Neuroendocrine system plays a key role in the stability of the body environment. Hormones change these neurons’ network by making change in information and altering the neurotransmitter between cells in cell level, thus affecting the central nervous system function [31]. It is well known that hypothalamic-pituitary-adrenocortical (HPA) axis activation is a key component of the physiological response to stress and anxiety. The HPA axis is activated by stress; then corticosterone is released from the adrenal gland. The stress hormone corticosterone was measured to investigate the response of the HPA axis to valtrate. Research suggests that the exposure of rodents to the standard elevated plus maze activates the HPA axis, leading to an enhancement of plasma corticosterone [32]. In addition, there was a peak in corticosterone secretion which occurs 5 to 10 min after exposure to two different anxiety/fear tests [33]. It has been reported that Valeriana jatamansi Jones extract played a role in antianxiety via regulation of the HPA axis [30]. In the present study, as the stress hormone corticosterone was measured as the rats were subjected to both EPM and OF tests. These two tests were performed in two adjacent rooms, the delay time was less than one minute, and we thought that these procedures might not influence the effectiveness of the drug or plasma corticosterone concentrations, which were also used by other researchers [34, 35]. Our data showed that valtrate (10 mg/kg), a dose which produced anxiolytic activity in the behavioural experiments, attenuated the activity of HPA axis by reducing the corticosterone response to the stress of exposure to the elevated plus maze. These findings indicate that the decreased anxiety-related behaviours may be related to the attenuation of HPA axis activity.

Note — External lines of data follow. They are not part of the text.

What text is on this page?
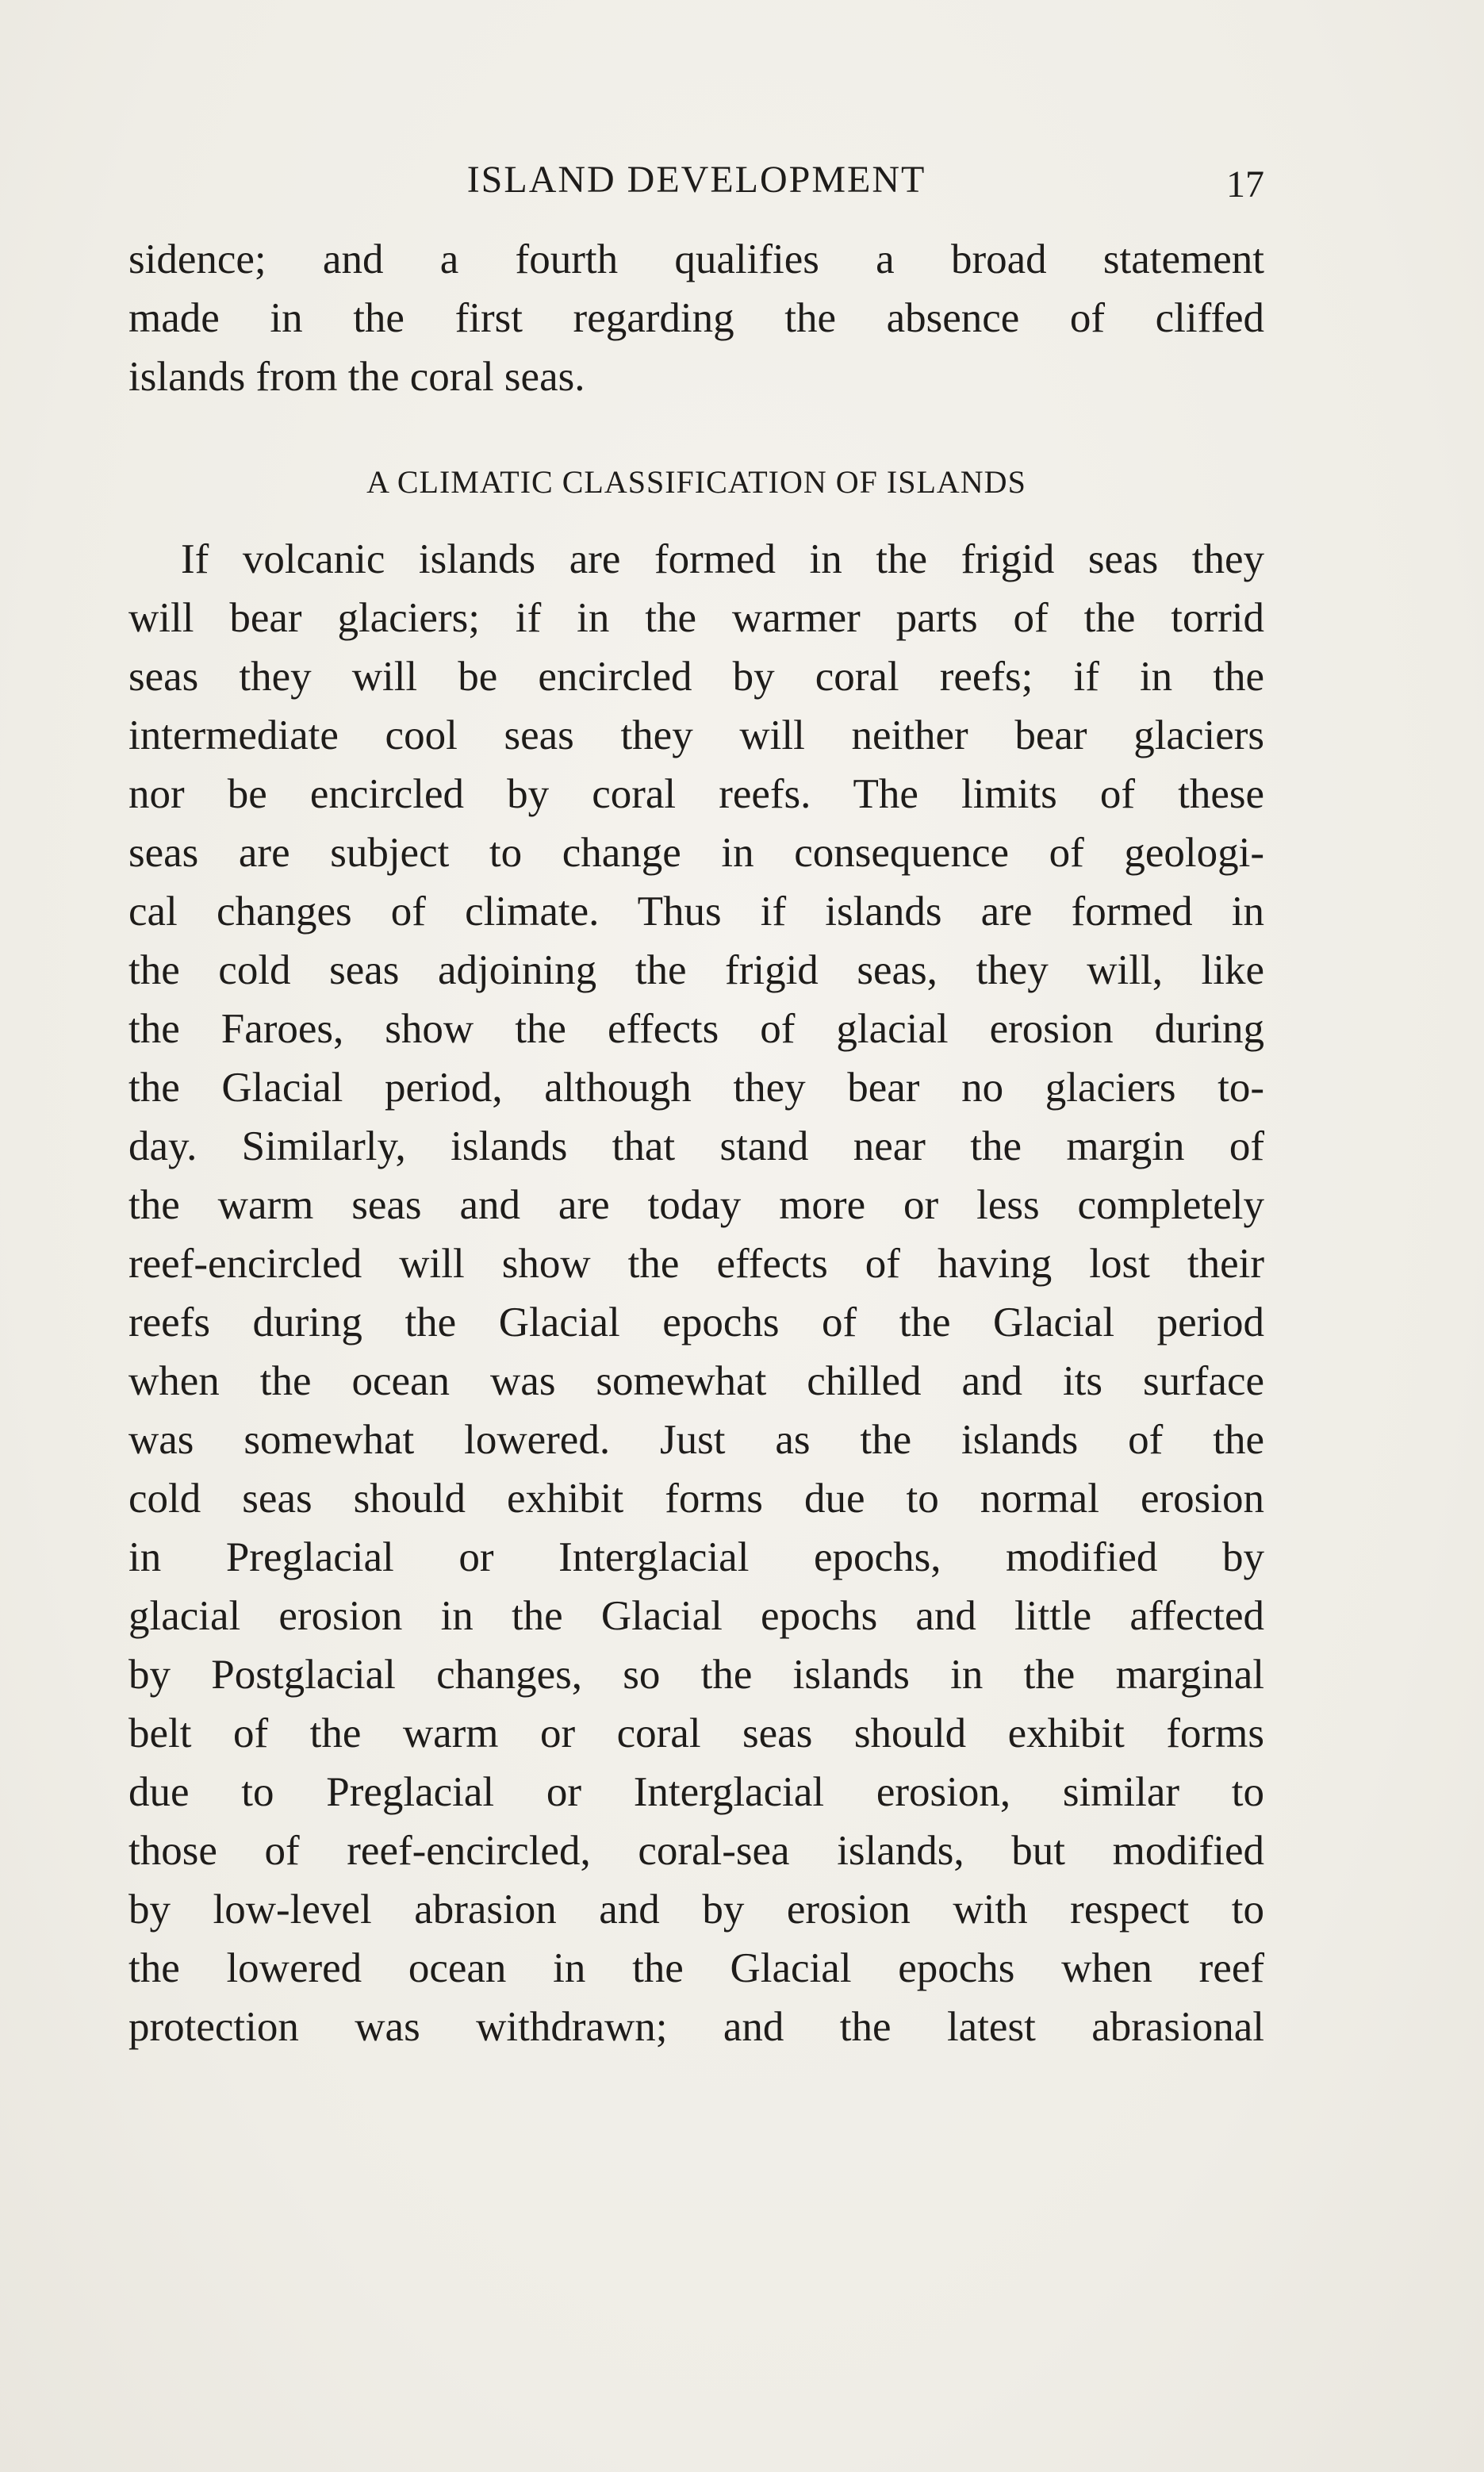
ISLAND DEVELOPMENT	17
sidence; and a fourth qualifies a broad statement
made in the first regarding the absence of cliffed
islands from the coral seas.
A CLIMATIC CLASSIFICATION OF ISLANDS
If volcanic islands are formed in the frigid seas they
will bear glaciers; if in the warmer parts of the torrid
seas they will be encircled by coral reefs; if in the
intermediate cool seas they will neither bear glaciers
nor be encircled by coral reefs. The limits of these
seas are subject to change in consequence of geologi-
cal changes of climate. Thus if islands are formed in
the cold seas adjoining the frigid seas, they will, like
the Faroes, show the effects of glacial erosion during
the Glacial period, although they bear no glaciers to-
day. Similarly, islands that stand near the margin of
the warm seas and are today more or less completely
reef-encircled will show the effects of having lost their
reefs during the Glacial epochs of the Glacial period
when the ocean was somewhat chilled and its surface
was somewhat lowered. Just as the islands of the
cold seas should exhibit forms due to normal erosion
in Preglacial or Interglacial epochs, modified by
glacial erosion in the Glacial epochs and little affected
by Postglacial changes, so the islands in the marginal
belt of the warm or coral seas should exhibit forms
due to Preglacial or Interglacial erosion, similar to
those of reef-encircled, coral-sea islands, but modified
by low-level abrasion and by erosion with respect to
the lowered ocean in the Glacial epochs when reef
protection was withdrawn; and the latest abrasional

You et al. had reported the anxiolytic-like effects of compound Valeriana jatamansi Jones in mice [36]. Compound Valeriana jatamansi Jones is composed of Valerianae Jatamansi Rhizoma et Radix, Ziziphi Spinosae Semen, and Albiziae Cortex and Junci Medulla (in a ratio of 12 : 9 : 9 : 1). They reported that the compound Valerianae Jatamansi Jone has anxiolytic effects but no sedative effect at dose of 2.4 and 4.8 g/kg. As the content of valtrate in Valeriana jatamansi Jones is about 1.8%, 2.4 g and 4.8 g valtrate compound might contain valtrate 16.74 mg and 33.48 mg, respectively. In our study, valtrate at the dose of 10 mg/kg and 20 mg/kg has anxiolytic-like effect in rats. Thus, valtrate might be the main component to possess the anxiolytic-like effect of compound Valeriana jatamansi Jones. However, it is very interesting to contrast some pharmacological property of valtrate and Valeriana jatamansi Jones (or compound Valeriana jatamansi Jones) on behavior and plasma corticosterone. In addition, we did not measure the corticosterone levels in treated nonstressed rats. As the present procedure is characterized by two factors (stress and treatment), the corticosterone levels in treated nonstressed rats could strongly improve our present results and will be added in the future study.

The EPM test is considered one of the most widely validated tests for assaying new benzodiazepine-like anxiolytic agents [37]. GABA is the most important inhibitory neurotransmitter in the human central nervous system. Most of GABA receptors have separate modulatory sites sensitive to benzodiazepines. It is well known that the GABA mediated inhibition of the HPA axis at the level of the paraventricular nucleus of the hypothalamus [38]. As a consequence, we hypothesized that the decreased corticosterone levels by valtrate may also be related to the GABAergic neurotransmission.

5. Conclusions

In conclusion, the present study indicates that valtrate exhibits anxiolytic-like profiles in the elevated plus maze test and the open field test. Valtrate also attenuated HPA axis activity by reducing the corticosterone level.

Conflict of Interests

No conflict of financial interests exists.

Acknowledgment

This work was supported by the Key New Drugs Innovation project from Ministry of Science and Technology (2012ZX09102201-018) and National Science Foundation of China (30800301, 31170992, 31371038).